Each room and storage area had been ransacked, and it was apparent the thieves were coming back for more: quilts were removed from beds, loaded with about-to-be-stolen property, bundled up for retrieval by those they did not belong to. Windows in the cabin were covered with sheets, and the family believes the items were taken some time between Jan. 4, when the last renters were there, and Jan. 18, when Tammy and Mark showed up. This burglary was not unlike others in the area in recent months.
Their story was shared far and wide through social media, as the Johnsons made clear their sentimental attachments to some of the special stolen items, such as the Jeep. The vehicle, originally her late dad’s and now more than 25 years old, held a wealth of family memories, even if it was prone to quirks — stalling out on more than a few occasions. That’s why they always carried a jump-starter when they took the Jeep out, Tammy said. The Jeep would stall, they’d laugh and wait patiently, jump it and carry on. That jump-starter was stolen, too.
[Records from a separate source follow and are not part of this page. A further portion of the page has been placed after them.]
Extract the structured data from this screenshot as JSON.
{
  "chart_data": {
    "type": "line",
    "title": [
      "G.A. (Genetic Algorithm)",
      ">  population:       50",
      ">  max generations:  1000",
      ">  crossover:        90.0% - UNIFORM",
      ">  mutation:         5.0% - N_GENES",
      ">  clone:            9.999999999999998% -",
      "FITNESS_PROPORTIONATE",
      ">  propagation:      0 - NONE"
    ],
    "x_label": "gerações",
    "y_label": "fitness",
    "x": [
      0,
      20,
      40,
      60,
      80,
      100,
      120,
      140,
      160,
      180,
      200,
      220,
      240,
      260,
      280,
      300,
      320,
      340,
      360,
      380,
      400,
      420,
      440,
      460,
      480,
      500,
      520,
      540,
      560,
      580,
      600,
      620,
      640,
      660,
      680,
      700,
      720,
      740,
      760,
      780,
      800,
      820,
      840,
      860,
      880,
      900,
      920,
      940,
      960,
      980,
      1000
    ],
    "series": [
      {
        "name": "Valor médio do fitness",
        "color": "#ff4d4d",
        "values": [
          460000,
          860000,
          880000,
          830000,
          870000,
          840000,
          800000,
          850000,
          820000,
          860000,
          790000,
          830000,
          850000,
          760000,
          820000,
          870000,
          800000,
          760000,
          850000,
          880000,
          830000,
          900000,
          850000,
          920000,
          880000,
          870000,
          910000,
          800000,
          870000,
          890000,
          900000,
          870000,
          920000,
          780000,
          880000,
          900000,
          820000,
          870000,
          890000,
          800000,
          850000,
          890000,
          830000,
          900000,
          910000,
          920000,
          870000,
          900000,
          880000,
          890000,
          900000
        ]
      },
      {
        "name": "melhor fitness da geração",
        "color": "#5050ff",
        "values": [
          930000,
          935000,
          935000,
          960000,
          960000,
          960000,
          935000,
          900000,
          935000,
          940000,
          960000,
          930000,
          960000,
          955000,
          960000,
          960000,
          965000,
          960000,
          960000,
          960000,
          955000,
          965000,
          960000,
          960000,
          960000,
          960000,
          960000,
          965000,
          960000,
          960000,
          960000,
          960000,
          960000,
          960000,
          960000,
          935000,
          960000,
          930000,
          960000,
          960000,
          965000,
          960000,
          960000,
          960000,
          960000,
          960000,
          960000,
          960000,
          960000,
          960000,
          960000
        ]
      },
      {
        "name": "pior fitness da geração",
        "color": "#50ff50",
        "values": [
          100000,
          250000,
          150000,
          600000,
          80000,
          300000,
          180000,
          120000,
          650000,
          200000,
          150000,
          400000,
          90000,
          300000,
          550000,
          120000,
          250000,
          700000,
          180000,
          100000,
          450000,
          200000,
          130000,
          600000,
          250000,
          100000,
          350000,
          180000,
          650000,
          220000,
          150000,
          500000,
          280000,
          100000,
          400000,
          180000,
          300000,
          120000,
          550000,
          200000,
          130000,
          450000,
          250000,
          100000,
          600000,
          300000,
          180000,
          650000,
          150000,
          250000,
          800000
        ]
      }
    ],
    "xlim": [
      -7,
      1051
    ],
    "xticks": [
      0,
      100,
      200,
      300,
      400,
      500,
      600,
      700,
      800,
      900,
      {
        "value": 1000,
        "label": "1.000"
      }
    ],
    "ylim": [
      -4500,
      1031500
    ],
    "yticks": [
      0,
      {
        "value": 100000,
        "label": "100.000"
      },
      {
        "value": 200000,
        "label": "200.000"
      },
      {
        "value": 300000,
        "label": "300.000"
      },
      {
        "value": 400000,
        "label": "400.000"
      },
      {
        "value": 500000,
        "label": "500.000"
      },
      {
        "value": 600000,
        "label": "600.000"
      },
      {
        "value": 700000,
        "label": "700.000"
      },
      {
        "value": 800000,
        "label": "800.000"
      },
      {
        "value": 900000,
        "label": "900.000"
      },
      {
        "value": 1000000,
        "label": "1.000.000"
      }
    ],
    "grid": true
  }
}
That quirky stalling is quite possibly what saved the Jeep in the end — it may have stopped cold and refused to start, leaving the suspects up the proverbial creek or, rather, high centered on a log, as it turns out.
The abandoned Jeep was reported to authorities on Saturday, Jan. 23, by Forest Service personnel, and around 3 p.m. when the plates were checked and the Jeep came back as stolen, local CHP gave Tammy a call. The red Jeep had been found.
Tammy says the tow truck driver explained he’d picked up the Jeep around Road 221/222 in the Bass Lake Annex area near the water towers. It was stuck on a log, and it took him three hours to get that Jeep out, he said. The Jeep had been partially painted, black on the door, and the steering column and dashboard were trashed with what looks a hammer, according to Tammy. The stolen cover was on.
Now the Jeep will be inspected by the Sheriff’s Office and eventually returned to the Johnsons, who will treasure its little quirks even more than before.
Tammy says the family is very grateful to everyone in the foothills who shared the story through the news and on social media, and looked out for the Jeep, including the California Highway Patrol and the Madera County Sheriff’s Department.